Nebraska's landlord-tenant framework under Neb. Rev. Stat. § 76-1401 et seq. applies statewide and is notably landlord-leaning compared to high-risk urban counties. There is no local rent control possible in Nebraska: the state expressly preempts any municipality from enacting rent caps or just-cause eviction requirements. In Cherry County's case this is largely academic - no city here has ever attempted such ordinances - but it matters to investors comparing Nebraska against states where city-level policy risk stacks on top of state law. Landlords must provide 24 hours' written notice before entry (Neb. Rev. Stat. § 76-1419 governs habitability; retaliation protections fall under § 76-1439), and notice to quit for nonpayment requires only 7 days. A lease-violation cure notice is 14 days, and a no-cause end-of-term notice is 30 days. Poverty rate averages 8.2% across Cherry County communities, modest by Nebraska standards and pointing toward a tenant pool with lower litigation propensity than what landlords encounter in the state's larger metros.
Cherry County's 2.3/10 score reflects genuinely low regulatory and demographic pressure on rental housing.
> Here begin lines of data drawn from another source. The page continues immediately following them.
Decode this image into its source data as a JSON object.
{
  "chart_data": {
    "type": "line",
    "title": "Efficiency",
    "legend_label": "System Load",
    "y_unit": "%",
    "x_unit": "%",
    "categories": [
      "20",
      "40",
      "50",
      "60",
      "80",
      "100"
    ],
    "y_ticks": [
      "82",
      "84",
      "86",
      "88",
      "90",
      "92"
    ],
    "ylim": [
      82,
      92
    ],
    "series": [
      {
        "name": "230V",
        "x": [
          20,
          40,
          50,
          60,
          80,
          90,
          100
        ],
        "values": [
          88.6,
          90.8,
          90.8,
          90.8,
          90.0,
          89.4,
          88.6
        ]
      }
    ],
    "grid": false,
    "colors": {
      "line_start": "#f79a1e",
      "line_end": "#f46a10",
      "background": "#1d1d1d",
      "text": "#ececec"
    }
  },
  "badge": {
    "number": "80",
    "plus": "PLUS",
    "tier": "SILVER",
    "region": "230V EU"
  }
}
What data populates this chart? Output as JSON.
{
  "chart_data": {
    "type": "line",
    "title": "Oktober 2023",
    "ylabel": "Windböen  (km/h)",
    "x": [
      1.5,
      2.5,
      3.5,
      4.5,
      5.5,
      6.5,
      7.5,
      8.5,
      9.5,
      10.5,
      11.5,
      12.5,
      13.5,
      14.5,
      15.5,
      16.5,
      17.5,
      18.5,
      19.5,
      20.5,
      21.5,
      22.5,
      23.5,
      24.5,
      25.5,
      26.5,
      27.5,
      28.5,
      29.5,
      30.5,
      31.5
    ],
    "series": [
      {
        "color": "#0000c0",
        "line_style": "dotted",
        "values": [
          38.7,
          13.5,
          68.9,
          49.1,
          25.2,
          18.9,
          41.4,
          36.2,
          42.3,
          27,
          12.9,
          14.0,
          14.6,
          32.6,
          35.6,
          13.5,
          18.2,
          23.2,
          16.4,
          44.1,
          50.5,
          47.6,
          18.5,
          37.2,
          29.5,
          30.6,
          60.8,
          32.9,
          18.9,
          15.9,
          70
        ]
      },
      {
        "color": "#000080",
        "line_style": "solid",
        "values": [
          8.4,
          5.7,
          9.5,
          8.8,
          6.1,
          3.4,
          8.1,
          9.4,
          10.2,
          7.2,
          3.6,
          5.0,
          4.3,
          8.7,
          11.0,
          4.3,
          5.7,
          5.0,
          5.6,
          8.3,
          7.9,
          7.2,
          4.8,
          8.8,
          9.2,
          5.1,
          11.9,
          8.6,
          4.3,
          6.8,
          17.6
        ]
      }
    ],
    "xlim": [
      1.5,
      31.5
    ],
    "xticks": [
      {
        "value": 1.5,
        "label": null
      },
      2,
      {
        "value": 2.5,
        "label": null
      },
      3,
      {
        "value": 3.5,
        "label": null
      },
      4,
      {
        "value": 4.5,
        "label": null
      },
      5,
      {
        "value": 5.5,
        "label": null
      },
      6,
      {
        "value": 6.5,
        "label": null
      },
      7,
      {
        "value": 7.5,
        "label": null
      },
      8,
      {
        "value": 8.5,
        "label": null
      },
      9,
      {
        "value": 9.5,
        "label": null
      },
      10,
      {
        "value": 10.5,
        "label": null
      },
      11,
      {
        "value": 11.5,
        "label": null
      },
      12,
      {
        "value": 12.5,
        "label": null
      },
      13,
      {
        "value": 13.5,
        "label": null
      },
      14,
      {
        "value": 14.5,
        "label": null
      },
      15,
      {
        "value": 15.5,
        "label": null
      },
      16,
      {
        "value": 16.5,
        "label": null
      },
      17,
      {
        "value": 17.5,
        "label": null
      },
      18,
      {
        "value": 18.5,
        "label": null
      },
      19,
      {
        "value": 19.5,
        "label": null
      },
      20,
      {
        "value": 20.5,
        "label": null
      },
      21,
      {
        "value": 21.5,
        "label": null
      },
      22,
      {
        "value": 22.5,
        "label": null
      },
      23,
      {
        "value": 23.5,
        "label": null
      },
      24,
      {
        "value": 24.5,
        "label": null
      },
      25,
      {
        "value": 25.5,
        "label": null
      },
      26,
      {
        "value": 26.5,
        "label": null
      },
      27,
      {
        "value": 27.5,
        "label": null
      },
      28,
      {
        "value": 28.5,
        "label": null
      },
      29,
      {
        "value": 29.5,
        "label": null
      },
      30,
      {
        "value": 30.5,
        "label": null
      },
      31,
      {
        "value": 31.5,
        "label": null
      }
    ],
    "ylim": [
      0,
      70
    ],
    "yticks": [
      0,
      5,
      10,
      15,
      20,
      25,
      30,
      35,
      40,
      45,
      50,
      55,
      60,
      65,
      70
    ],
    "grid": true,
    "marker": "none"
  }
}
The Sandhills rental market is thin - roughly 34% of residents rent - and average rent of $882/month with a 26.2% rent burden suggests rents are broadly affordable relative to local incomes. Nebraska eviction laws's statewide preemption of local rent-control ordinances removes a layer of policy risk common in higher-scoring counties, and the absence of source-of-income protections or just-cause eviction requirements keeps operational flexibility high for landlords here.
Historical eviction filings in Cherry County
From 2000 to 2016, eviction filings in Cherry County increased 150%. The peak was 12 filings in 2006.1
- 22000
- 12Peak (2006)
- 52016
Data covers 2000–2018, the full span of the Princeton Eviction Lab's national county court-records dataset.
How Cherry County compares
At 2.3/10 (Very Low), Cherry County sits below Nebraska eviction laws's statewide average of 2.9/10, confirming it as one of the lower-pressure rental markets in the state. Peer counties with similar scores - including Stanton, Valley eviction risk, Cedar, Nuckolls, and Kimball eviction risk - all cluster at comparable low-risk levels, reflecting the broadly landlord-favorable operating environment across rural Nebraska eviction laws. Cherry County's score spread of 2.2 to 2.9 is notably tight, indicating consistent conditions across its seven communities rather than pockets of elevated risk within an otherwise low-scoring county.